Here’s where you have to pity Dr. Conrad Murray, regardless of whether you think he’s guilty.
Michael Jackson is begging for something to help him sleep, so Murray doses him with a powerful anesthetic. He does this in Jackson’s bedroom without any of the proper equipment or staff around to help. And, when Jackson starts to overdose, he can’t revive him. And he can’t control the story.
In a hospital or clinic, if a doctor makes a bad call, he will be among people who have had near misses of their own.
The Texas nurse who recently was vindicated in a whistle-blowing case did not go to the cops with her concerns about a physician. She went to the Texas Medical Board.
If Murray had been treating Jackson for a legitimate condition that required anesthesia and Jackson had died, the finger probably would have been pointed at the anesthesiologist first. And second, Murray would have had numerous people in the hospital that could have vouched for his good intentions and skilled handling of an emergency.

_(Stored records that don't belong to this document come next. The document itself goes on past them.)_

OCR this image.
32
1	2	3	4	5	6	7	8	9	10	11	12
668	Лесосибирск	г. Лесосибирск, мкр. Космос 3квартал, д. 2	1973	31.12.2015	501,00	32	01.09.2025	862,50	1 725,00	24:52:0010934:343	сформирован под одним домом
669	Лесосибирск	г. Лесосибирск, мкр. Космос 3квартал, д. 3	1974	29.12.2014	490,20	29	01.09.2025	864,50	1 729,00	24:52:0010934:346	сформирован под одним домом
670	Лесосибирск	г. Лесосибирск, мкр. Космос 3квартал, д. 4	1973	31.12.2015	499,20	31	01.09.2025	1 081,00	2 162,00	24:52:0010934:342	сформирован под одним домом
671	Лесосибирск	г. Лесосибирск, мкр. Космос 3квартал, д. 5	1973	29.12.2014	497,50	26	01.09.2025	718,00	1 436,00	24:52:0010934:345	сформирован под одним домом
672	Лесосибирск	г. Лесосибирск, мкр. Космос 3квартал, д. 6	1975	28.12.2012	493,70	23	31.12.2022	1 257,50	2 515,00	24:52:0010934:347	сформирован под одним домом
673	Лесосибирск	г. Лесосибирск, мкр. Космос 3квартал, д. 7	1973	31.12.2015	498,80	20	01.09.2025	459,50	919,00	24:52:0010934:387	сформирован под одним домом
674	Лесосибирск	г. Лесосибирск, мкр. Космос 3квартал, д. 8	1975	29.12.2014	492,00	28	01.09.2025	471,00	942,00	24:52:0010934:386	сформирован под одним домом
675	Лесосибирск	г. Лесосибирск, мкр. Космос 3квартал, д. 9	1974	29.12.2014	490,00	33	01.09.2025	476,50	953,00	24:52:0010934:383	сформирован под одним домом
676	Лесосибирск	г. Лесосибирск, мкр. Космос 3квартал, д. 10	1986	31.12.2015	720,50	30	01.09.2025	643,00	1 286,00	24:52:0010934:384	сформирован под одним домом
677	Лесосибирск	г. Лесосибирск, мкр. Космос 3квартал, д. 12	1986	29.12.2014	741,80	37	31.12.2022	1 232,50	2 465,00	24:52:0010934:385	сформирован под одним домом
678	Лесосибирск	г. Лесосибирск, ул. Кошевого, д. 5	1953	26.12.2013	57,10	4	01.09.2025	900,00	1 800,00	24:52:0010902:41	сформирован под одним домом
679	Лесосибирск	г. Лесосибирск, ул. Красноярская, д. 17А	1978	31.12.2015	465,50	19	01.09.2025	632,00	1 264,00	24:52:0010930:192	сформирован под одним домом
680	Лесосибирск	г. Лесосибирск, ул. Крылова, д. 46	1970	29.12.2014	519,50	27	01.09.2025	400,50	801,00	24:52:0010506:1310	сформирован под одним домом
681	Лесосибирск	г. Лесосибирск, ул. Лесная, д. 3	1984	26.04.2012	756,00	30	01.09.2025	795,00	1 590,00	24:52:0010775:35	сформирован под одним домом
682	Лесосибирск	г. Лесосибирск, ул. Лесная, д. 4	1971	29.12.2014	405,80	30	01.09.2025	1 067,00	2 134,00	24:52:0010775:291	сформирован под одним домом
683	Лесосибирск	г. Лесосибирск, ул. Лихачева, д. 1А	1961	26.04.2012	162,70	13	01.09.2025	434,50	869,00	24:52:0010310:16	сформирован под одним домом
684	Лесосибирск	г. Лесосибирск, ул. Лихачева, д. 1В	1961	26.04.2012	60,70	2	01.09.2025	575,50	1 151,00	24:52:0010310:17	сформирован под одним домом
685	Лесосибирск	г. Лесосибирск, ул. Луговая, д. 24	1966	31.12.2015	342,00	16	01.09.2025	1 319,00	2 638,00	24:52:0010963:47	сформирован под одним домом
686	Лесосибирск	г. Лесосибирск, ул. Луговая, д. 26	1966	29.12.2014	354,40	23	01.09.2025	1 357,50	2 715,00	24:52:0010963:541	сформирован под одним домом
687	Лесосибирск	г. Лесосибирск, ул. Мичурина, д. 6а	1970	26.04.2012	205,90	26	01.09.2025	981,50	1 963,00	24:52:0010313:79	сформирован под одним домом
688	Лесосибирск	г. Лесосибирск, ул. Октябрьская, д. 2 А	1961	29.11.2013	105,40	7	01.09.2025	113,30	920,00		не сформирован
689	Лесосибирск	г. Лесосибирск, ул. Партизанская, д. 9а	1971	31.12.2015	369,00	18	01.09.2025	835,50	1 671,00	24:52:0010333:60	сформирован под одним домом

“Officer, I honestly believe that there was nothing else Dr. Murray could have done to save Michael Jackson,” the nurse would have said. “Don’t you think that we all wanted to save him? He was the greatest pop singer since Little Richard!”
In Jackson’s entourage, though, no one had any reason to feel loyalty to Murray or camaraderie with him.
Thus one of Jackson’s bodyguards told Sky News that the singer’s doctors “have blood on their hands.” His personal chef detailed the day-of-death timeline for Linda Deutsch at The Associated Press and wondered ominously about the purpose of the oxygen tanks Murray used to bring down from Jackson’s bedroom every morning. Murray’s own girlfriend didn’t help Murray, it seems, by telling police that he had called her before anyone had made the 911 call.
This doesn’t mean that doctors and nurses always protect each other. But there is a shared understanding that every case is risky and no one will have a perfect, death-free career.